Form of Empirical ROCs in Discrimination and Diagnostic Tasks
A companion chapter (Chapter 3) derives the form of the relative (or receiver) operating characteristic (ROC) that is algebraically implied by each of a dozen or so commonly used indices of discrimination accuracy, and identifies the models of the discrimination process that are implied by the main categories of those forms. In this chapter I present a broad sample of empirical ROCs for comparison with the theoretical forms. They are drawn from discrimination tasks used in the psychology of perception, learning, memory, and cognition, and from several practical fields in which a discrimination, or diagnosis, is made in the interest of prediction, selection, or corrective action. The fields included are medical imaging, information retrieval, weather forecasting, aptitude testing, and polygraph lie detection.
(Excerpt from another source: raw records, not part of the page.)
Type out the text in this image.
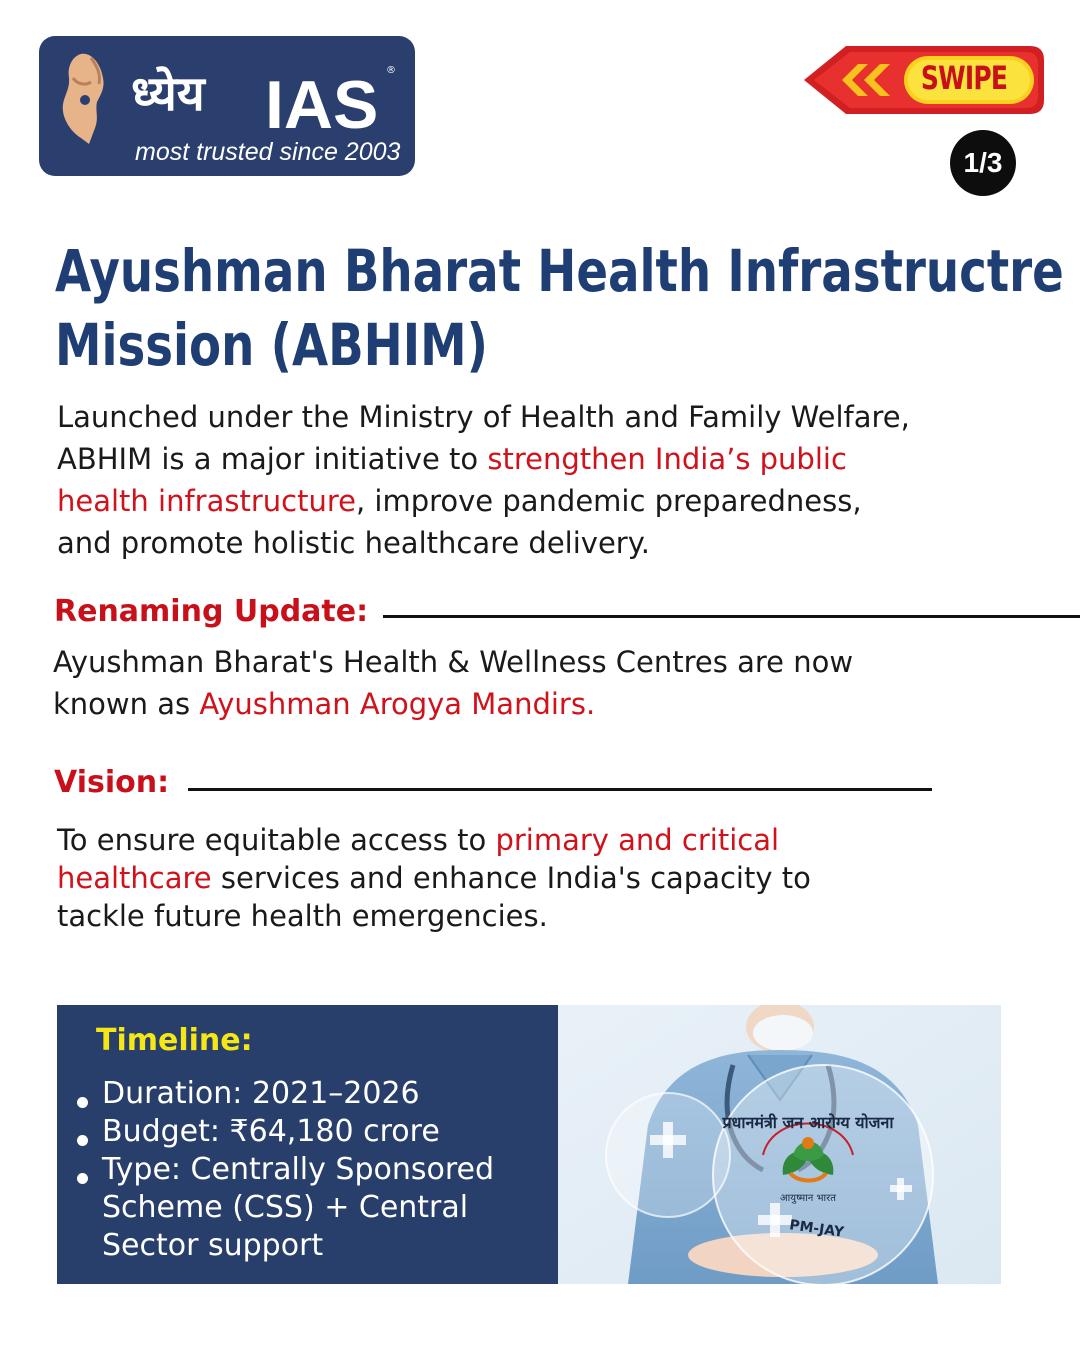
ध्येय IAS ®
most trusted since 2003
SWIPE
1/3
Ayushman Bharat Health Infrastructre
Mission (ABHIM)
Launched under the Ministry of Health and Family Welfare,
ABHIM is a major initiative to strengthen India’s public
health infrastructure, improve pandemic preparedness,
and promote holistic healthcare delivery.
Renaming Update:
Ayushman Bharat's Health & Wellness Centres are now
known as Ayushman Arogya Mandirs.
Vision:
To ensure equitable access to primary and critical
healthcare services and enhance India's capacity to
tackle future health emergencies.
Timeline:
Duration: 2021–2026
Budget: ₹64,180 crore
Type: Centrally Sponsored
Scheme (CSS) + Central
Sector support
प्रधानमंत्री जन आरोग्य योजना
आयुष्मान भारत
PM-JAY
The ROC, in a sentence, is a graph showing the conditional probability of choosing Alternative A when that alternative occurs (here denoted by h, for "hit") plotted against the conditional probability of choosing A when Alternative B occurs (here denoted by f, for "false alarm"). Both h and f increase as the tendency to choose Alternative A increases, or as the criterion for choosing A becomes more lenient.
The form of an ROC is best visualized on a "binormal" graph--a graph in which the usual probability coordinates are rescaled so that their corresponding normal-deviate values are linearly spaced, as in Figure 1. On such a graph, empirical ROCs are consistently fitted well by a straight line that varies in slope; the slopes are generally between 0.5 and 1.5, as indicated in Figure 1 a by dashed lines. (Other details of the figure are discussed next.)
The indices chapter (Chapter 3) shows that the form of predicted ROCs serves to sort common accuracy indices and their implied models into three categories.